When you first moved to Aspen, skiing wasn’t popular yet. When did that change?

It started picking up after we had the world championship in Aspen in 1950. That lasted one week, and it was the best snow you can imagine, what we call "champagne powder," so dry and fluffy, it’s fabulous. We had blue skies every day and people came from all over the world to participate. It was just absolutely ideal conditions and that really started the publicity. I taught skiing for 12 years and my clients included many movie actors and actresses who used to go to Sun Valley.

What made you shift gears to create apparel?
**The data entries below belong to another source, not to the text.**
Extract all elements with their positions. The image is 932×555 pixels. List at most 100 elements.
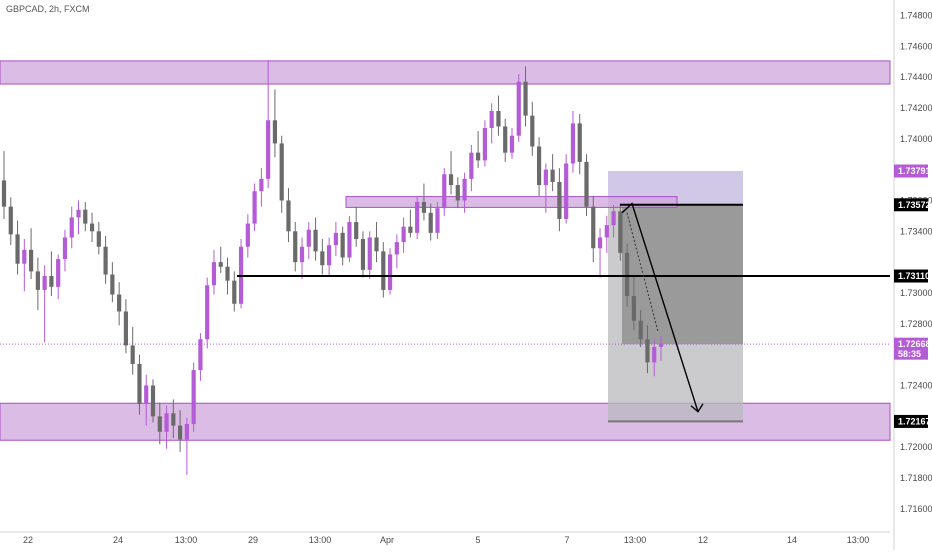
candle-body (456, 185, 460, 200)
candle (239, 239, 243, 308)
candle-body (564, 163, 568, 219)
candle-body (544, 170, 548, 185)
candle-body (584, 162, 588, 207)
x-tick-label: Apr (380, 535, 394, 545)
x-tick-label: 5 (475, 535, 480, 545)
candle-body (246, 224, 250, 247)
candle (415, 196, 419, 239)
candle-body (625, 253, 629, 296)
candle-body (476, 153, 480, 161)
candle-body (611, 211, 615, 225)
candle-body (571, 123, 575, 163)
candle-body (253, 191, 257, 223)
level-tag-text: 1.73572 (898, 200, 931, 210)
demand-zone (0, 403, 890, 440)
candle-body (591, 207, 595, 249)
candle-body (185, 424, 189, 439)
candle-body (551, 170, 555, 182)
candle-body (374, 237, 378, 251)
candle-body (415, 202, 419, 233)
candle-body (266, 120, 270, 179)
y-tick-label: 1.73400 (900, 226, 932, 236)
candle-body (22, 250, 26, 264)
candle-body (652, 347, 656, 362)
candle-body (43, 276, 47, 290)
candle-body (307, 230, 311, 247)
candle-body (56, 259, 60, 287)
candle-body (110, 274, 114, 294)
x-tick-label: 7 (564, 535, 569, 545)
candle-body (2, 180, 6, 206)
candle-body (645, 339, 649, 362)
candle-body (205, 285, 209, 339)
y-tick-label: 1.74200 (900, 103, 932, 113)
y-tick-label: 1.73000 (900, 288, 932, 298)
candle-body (388, 254, 392, 289)
candle-body (212, 262, 216, 285)
candle-body (659, 344, 663, 347)
symbol-label: GBPCAD, 2h, FXCM (6, 4, 90, 14)
candle-body (9, 207, 13, 235)
y-tick-label: 1.72800 (900, 319, 932, 329)
candle-body (293, 231, 297, 262)
current-price-tag-countdown: 58:35 (898, 349, 921, 359)
y-tick-label: 1.72400 (900, 381, 932, 391)
candle-body (158, 416, 162, 431)
candle (564, 154, 568, 223)
candle-body (381, 251, 385, 290)
candle-body (117, 295, 121, 312)
x-tick-label: 13:00 (847, 535, 870, 545)
candle-body (408, 227, 412, 233)
candle-body (605, 225, 609, 237)
candle-body (49, 276, 53, 287)
y-tick-label: 1.71800 (900, 473, 932, 483)
x-tick-label: 22 (23, 535, 33, 545)
candle-body (496, 111, 500, 126)
candle (388, 248, 392, 294)
candle-body (361, 239, 365, 270)
candle-body (402, 227, 406, 242)
supply-zone (0, 61, 890, 84)
candle-body (632, 296, 636, 321)
candle-body (192, 370, 196, 424)
candle-body (90, 224, 94, 232)
candle-body (219, 262, 223, 267)
candle-body (578, 123, 582, 162)
candle-body (97, 231, 101, 246)
candle-body (273, 120, 277, 143)
candle-body (144, 386, 148, 405)
candle-body (530, 116, 534, 147)
candle-body (151, 386, 155, 417)
candle-body (286, 200, 290, 231)
y-tick-label: 1.71600 (900, 504, 932, 514)
candle-body (469, 153, 473, 179)
candle-body (523, 82, 527, 116)
candle (347, 216, 351, 262)
x-tick-label: 13:00 (624, 535, 647, 545)
y-tick-label: 1.74800 (900, 10, 932, 20)
candle-body (462, 179, 466, 201)
candle-body (259, 179, 263, 191)
candle-body (327, 245, 331, 265)
candle-body (537, 146, 541, 185)
candle-body (300, 247, 304, 262)
current-price-tag-text: 1.72668 (898, 339, 931, 349)
candle-body (517, 82, 521, 136)
candle-body (198, 339, 202, 370)
candle-body (320, 251, 324, 265)
target-price-tag-text: 1.72167 (898, 416, 931, 426)
candle-body (368, 237, 372, 269)
candle-body (15, 234, 19, 263)
candle-body (435, 208, 439, 233)
candle-body (483, 128, 487, 160)
candle-body (36, 271, 40, 290)
candle-body (618, 211, 622, 253)
candle-body (334, 233, 338, 245)
candle-body (598, 237, 602, 248)
y-tick-label: 1.74400 (900, 72, 932, 82)
candle-body (490, 111, 494, 128)
candle-body (76, 210, 80, 218)
candle (584, 154, 588, 216)
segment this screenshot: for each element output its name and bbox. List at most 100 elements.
We had the world’s longest single chair lift up Aspen Mountain. It was at least a 15-minute ride up and it was so cold. We went up in long winter coats, but you couldn’t ski in those coats, so we sent them down the lift. I thought, “Maybe it would be a good idea to have something that’s warm but not so long that you couldn't ski in it.” So, I cut up the down comforter my mom sent with me to North America and made a parka out of it. I had feathers in my cereal for about three weeks after that. I looked like the Michelin Man, it was pretty awful, but it was warm and it worked. Eventually Gary Cooper bought it from me for $250. That was a lot of money then. I started with a sewing room in Aspen and had 17 girls sewing quilted parkas. They were warm and you could ski in them, so other companies started to copy us, and a ski-clothing trend was born. Now, it’s so sophisticated technically. It’s totally different.
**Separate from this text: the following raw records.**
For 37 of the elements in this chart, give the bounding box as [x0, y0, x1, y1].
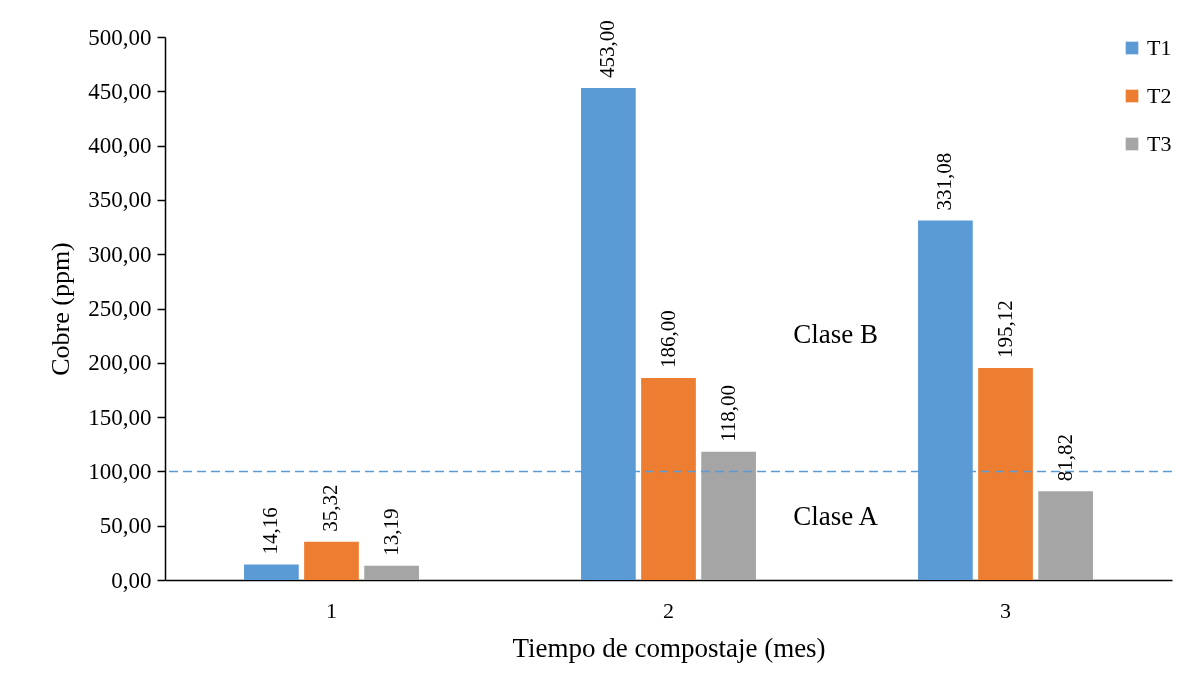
data-label: 81,82: [1052, 433, 1077, 482]
annotation: Clase A: [793, 501, 879, 532]
y-tick-label: 500,00: [88, 24, 152, 50]
bar: [641, 378, 696, 580]
bar: [978, 368, 1033, 580]
legend-label: T3: [1147, 131, 1172, 156]
data-label: 35,32: [318, 484, 343, 532]
y-tick-label: 400,00: [88, 133, 152, 159]
data-label: 118,00: [715, 384, 740, 442]
bar: [701, 451, 756, 580]
bar: [1038, 491, 1093, 580]
y-tick-label: 450,00: [88, 78, 152, 104]
legend-label: T1: [1147, 35, 1172, 60]
bar: [304, 541, 359, 580]
y-tick-label: 150,00: [88, 404, 152, 430]
data-label: 13,19: [378, 508, 403, 556]
y-tick-label: 0,00: [111, 567, 152, 593]
y-axis-title: Cobre (ppm): [46, 242, 76, 376]
bar: [364, 565, 419, 580]
bar: [244, 564, 299, 580]
y-tick-label: 200,00: [88, 350, 152, 376]
y-tick-label: 300,00: [88, 241, 152, 267]
y-tick-label: 250,00: [88, 296, 152, 321]
legend-label: T2: [1147, 83, 1172, 108]
data-label: 186,00: [655, 310, 680, 368]
x-tick-label: 1: [325, 597, 337, 623]
annotation: Clase B: [793, 319, 879, 350]
x-tick-label: 3: [1000, 597, 1012, 623]
data-label: 331,08: [932, 152, 957, 211]
data-label: 195,12: [992, 300, 1017, 359]
x-axis-title: Tiempo de compostaje (mes): [512, 632, 826, 663]
x-tick-label: 2: [663, 597, 674, 623]
data-label: 14,16: [258, 507, 283, 555]
y-tick-label: 50,00: [99, 513, 152, 539]
y-tick-label: 100,00: [88, 458, 152, 484]
data-label: 453,00: [595, 20, 620, 79]
y-tick-label: 350,00: [88, 187, 152, 213]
What excites you about the technology and how different ski apparel is today?

I think now we are on the leading edge of technical possibilities. The jackets we make are more breathable, increasingly waterproof, and less heavy. Having underarm zippers, for example, if you get warm, you can cool down that way. A lot of the clothing we make now, you don’t want to take it off even when you’re done skiing.

What do you think has kept you so healthy and active at 97 years old?

I think just working out, being physically active, is so important. I also did Aikido—a Japanese martial art that’s quite special—actively for many years, and I still partake in it. And it depends a little bit on the weather, now: If it’s really stormy, I’d rather play chess, but if it’s nice like today, I go skiing.